A company with which I am familiar had only 50 employees and no budget for anything other than purchasing materials necessary to the production of the items they made at that plant. They had a label printer that printed individual labels off a roll that fed those labels into the printer. The drive mechanism was the spindle that drew the labels through the printer, from the roll on the other side. This spindle, for some odd reason, quite working and created a great deal of waste. A label would print and then the next would be printing before the label previously printed cleared the print head. This caused waste for a number of reasons. First the label double printed had to be discarded, as well as the label partially printed. The labels had to be pulled through and aligned so that the printer could print labels again in the correct sequence. Wasted effort. The printer manufacturer was consulted for help and support to no avail. A plea to purchase new and higher quality label printers were rejected to do cost.
Frustrated, an operator watched the label printer for some time to see if the problem could be ascertained. After a great deal of time, the operator reasoned that the label printer could be fixed very simply and at virtually no cost.
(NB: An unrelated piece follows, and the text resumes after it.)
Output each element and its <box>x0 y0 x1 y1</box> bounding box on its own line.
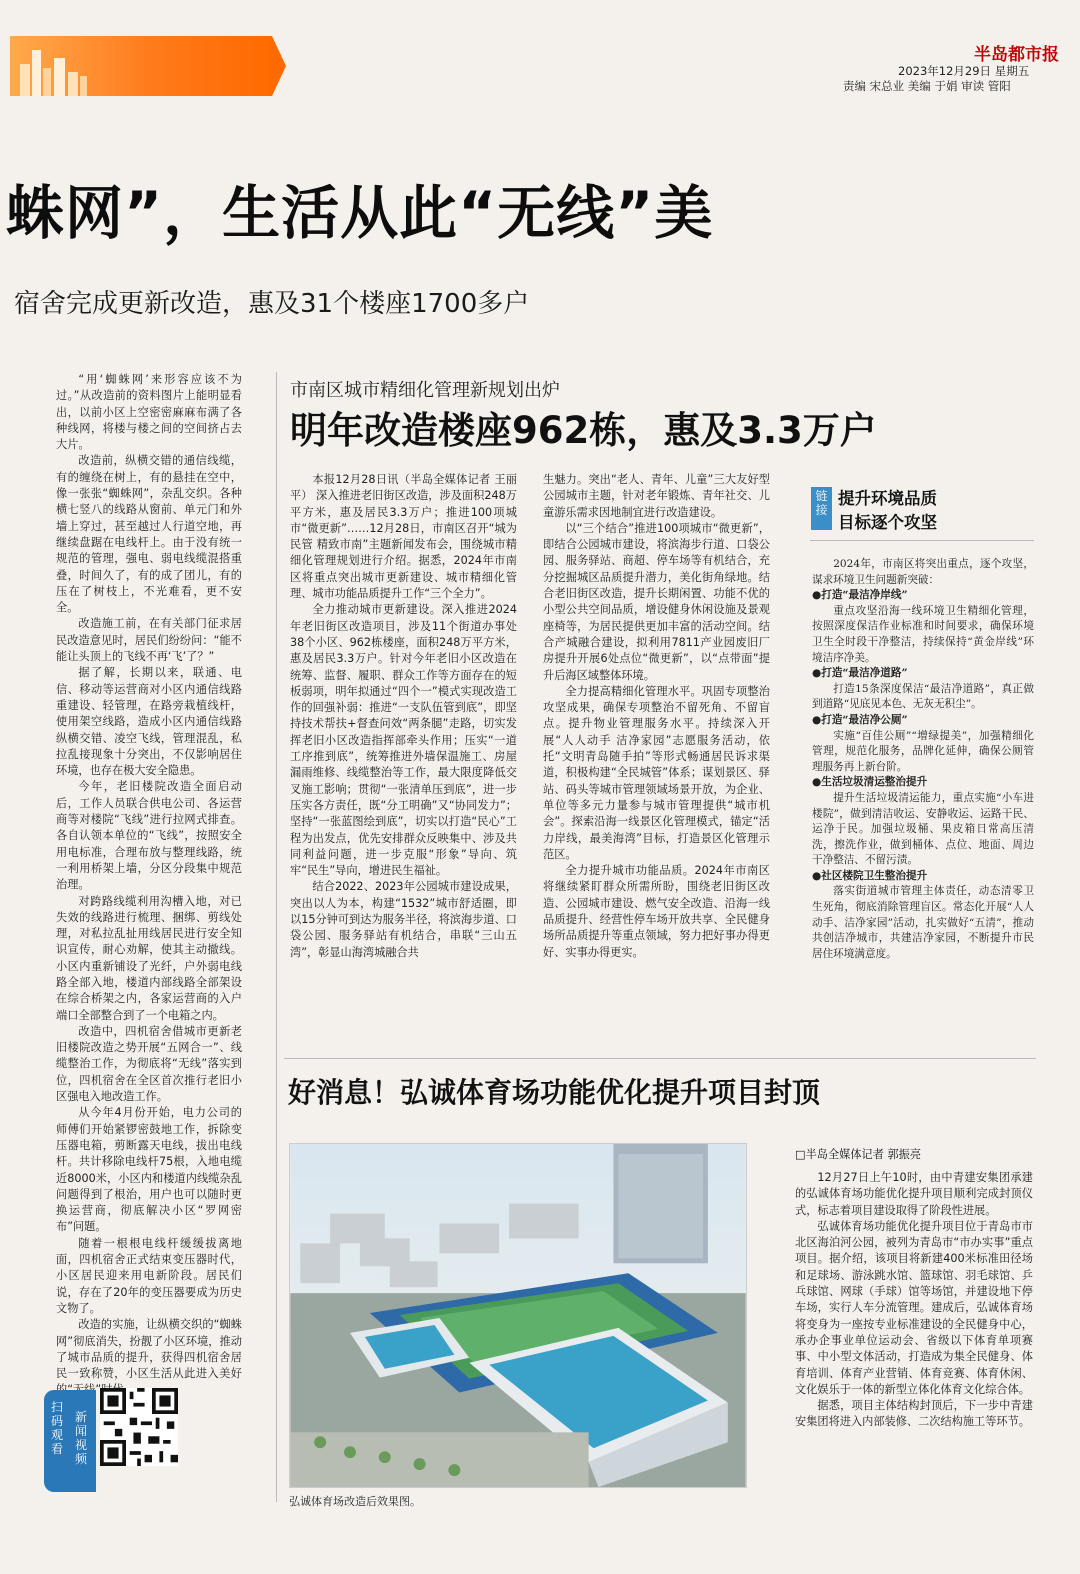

The operator went and got a few rubber bands of the same size and width and placed them around the spindle, resolving the traction problem. Voila! The printer worked, not through capital, but rather by innovation.
Dr. Shigeo Shingo, while still living, was noted to say that improvement, vis a vis, innovation, is not dependent on capital, more people or better equipment. Rather, it is dependent on resourcefulness, and he would always make this statement while tapping his head with his forefinger, suggesting that you needed to use your brain not ask for money.
The three examples above are without a doubt innovative. Somehow, as a society, we have gotten the idea that innovation is grand and big; a step change. We've seen a number of poor behaviors that have given innovation a bad name, such as FTX, We Work and Theranos, to name a few. Innovation is the improvement of a standard, or the creation of a new standard, big or small. In addition, innovation balks at conventional wisdom. Such as the idea that regulation impedes innovation. It may make an environment or market hostile to innovation, but true creators will create, regardless of the environment. They don't think in terms of why. Rather, they think in terms of "Why not?" And why not indeed?